Several organizations have suggested solutions to improve eyewitness identification procedures. The National Association of Criminal Defense Lawyers, The Center on Wrongful Convictions, The Innocence Project and The Justice Project have all provided alternatives to the eyewitness identification systems commonly used by law enforcement agencies. These solutions include sequential double-blind presentation of suspects – where suspect (or their photos) are presented one at a time, and both the person asked to make an identification and the person asking for the identification are unaware of who in the lineup or photographs is suspected of the crime.

Davis will not benefit from any change in eyewitness procedures. In fact, the way the statements were gathered against him was illegal. In addition to the other procedures, perhaps there should be real and harsh punishments for law enforcement officials that coerce eyewitnesses and use that testimony. It is unacceptable that innocent people are imprisoned or sentenced to death because of unreliable and, sometimes, illegally obtained testimony.

If Davis 's execution is allowed to proceed, we could all be witnesses to the death of a man who is almost certainly innocent. Then, we would only wish our eyes were lying.

"I don't want someone executed on my watch for something they didn't do."

I wonder whether the DA in Georgia would sign this sentence as well....?
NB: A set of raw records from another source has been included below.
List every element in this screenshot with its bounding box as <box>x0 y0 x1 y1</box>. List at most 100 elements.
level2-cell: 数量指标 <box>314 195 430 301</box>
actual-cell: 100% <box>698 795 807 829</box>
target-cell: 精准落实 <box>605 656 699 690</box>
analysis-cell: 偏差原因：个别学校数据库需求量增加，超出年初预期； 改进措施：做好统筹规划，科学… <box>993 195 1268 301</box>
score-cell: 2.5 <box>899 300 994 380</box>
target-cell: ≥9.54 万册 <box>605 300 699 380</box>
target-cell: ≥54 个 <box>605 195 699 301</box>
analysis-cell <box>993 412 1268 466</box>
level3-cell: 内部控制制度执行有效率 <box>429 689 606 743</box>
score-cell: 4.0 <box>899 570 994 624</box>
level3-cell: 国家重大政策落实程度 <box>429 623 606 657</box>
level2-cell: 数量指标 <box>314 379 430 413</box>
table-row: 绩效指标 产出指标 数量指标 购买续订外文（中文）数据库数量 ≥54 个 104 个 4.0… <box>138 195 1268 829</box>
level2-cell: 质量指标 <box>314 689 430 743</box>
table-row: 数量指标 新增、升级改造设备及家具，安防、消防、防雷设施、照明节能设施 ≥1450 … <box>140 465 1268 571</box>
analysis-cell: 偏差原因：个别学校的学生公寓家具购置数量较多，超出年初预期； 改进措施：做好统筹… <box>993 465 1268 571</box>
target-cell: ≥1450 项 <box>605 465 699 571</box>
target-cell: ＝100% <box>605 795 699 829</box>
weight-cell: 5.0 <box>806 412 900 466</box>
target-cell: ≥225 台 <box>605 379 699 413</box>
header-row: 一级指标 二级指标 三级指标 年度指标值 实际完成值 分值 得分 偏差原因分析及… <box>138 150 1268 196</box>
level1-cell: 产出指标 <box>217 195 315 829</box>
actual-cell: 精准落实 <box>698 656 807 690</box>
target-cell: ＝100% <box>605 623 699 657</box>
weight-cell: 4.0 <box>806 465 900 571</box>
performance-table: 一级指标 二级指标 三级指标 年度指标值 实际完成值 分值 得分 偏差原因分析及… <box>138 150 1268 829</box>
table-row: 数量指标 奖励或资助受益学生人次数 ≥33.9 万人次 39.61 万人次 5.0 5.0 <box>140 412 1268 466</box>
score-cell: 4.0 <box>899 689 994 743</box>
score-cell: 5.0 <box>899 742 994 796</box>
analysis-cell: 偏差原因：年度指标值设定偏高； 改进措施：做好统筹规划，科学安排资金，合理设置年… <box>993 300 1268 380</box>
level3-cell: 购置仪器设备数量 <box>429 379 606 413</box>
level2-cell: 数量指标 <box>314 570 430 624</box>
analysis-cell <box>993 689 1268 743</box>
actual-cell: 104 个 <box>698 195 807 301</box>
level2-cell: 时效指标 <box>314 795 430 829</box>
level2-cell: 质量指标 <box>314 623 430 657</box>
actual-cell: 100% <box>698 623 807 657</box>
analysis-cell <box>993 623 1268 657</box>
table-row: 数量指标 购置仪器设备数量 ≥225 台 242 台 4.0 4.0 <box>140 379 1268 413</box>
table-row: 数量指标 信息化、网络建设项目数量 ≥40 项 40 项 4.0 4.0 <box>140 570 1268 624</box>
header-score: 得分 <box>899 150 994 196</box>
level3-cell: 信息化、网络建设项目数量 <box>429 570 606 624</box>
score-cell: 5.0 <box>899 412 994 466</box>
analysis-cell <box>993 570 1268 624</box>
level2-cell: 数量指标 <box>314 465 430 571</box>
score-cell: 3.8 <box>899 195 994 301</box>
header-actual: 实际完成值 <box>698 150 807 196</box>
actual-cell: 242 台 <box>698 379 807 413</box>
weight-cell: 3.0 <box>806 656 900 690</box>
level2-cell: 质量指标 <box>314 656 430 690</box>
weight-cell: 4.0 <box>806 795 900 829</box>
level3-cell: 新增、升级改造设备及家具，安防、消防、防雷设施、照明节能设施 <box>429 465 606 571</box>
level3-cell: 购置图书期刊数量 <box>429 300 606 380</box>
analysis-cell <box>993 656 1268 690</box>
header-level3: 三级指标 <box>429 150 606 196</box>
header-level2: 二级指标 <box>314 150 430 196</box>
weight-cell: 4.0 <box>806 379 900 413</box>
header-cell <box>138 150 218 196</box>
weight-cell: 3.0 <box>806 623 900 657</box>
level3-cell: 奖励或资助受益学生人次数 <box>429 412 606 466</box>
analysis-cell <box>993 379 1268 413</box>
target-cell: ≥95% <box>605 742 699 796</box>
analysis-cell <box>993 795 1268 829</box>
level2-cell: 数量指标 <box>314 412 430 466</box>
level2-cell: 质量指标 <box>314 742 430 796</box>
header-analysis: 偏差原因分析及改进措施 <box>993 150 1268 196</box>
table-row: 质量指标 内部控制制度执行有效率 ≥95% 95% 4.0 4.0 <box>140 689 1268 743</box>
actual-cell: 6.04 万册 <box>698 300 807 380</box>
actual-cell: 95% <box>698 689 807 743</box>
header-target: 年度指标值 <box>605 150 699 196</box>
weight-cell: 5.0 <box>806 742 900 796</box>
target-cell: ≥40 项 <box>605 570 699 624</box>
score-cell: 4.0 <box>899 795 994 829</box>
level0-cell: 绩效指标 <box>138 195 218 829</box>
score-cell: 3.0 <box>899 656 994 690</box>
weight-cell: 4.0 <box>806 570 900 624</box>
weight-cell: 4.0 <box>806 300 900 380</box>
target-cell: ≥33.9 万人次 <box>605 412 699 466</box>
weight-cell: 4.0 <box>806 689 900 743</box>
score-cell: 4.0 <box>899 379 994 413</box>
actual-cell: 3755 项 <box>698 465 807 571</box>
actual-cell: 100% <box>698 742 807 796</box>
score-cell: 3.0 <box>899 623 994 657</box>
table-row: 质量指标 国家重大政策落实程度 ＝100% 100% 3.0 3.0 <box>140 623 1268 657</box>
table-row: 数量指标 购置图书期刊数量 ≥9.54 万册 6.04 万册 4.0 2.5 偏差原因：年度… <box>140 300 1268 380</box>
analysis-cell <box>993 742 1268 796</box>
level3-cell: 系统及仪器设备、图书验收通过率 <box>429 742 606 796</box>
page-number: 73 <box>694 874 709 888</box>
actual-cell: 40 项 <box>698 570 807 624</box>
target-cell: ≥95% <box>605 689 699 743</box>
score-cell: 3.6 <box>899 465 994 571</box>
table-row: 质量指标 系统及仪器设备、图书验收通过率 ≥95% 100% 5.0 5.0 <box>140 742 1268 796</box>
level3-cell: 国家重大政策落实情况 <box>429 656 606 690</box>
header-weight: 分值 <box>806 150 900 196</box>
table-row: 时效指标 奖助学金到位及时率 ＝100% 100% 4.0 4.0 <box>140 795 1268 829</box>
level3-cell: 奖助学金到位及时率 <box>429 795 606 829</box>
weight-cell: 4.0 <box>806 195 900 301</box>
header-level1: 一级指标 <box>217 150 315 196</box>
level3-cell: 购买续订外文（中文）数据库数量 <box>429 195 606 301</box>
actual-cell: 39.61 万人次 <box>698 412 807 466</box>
The article above is due to the ongoing diligent work of my co-blogger, Susanne.
She raises an important question which include and lead to other concerns underlined in articles below. IF we are to continue to allow executions in the US as prevention of future crimes, just how do they work as deterrence? Have you ever heard a good explanation? Are we really doing anything about prevention by demonstrating more concern to execute recently in Texas for the world to see while the world and the US also see how many people are going homeless and without power for days and perhaps weeks on end in places like Texas? (see Susanne's piece on this below)

How can a state's executions help prevent or stop crime while this same state continues to raise the frustration and powerlessness of so many people who are not "well-connected"? How many realize the cost to a state of the long process that culminates in an execution? How many realize that even with the necessary length and cost of the most minimal of court-appointed legal aid, there are still many many who are executed with questions of possible innocence?

We are grateful for the many heroic efforts of so many including the medical, rescue groups, churches and Red Cross folk--some of these crises are just simply without obvious solution. Yet, what images and facts do we want to remain in the mind of folk near and far about US and state priorities and all the recent executions?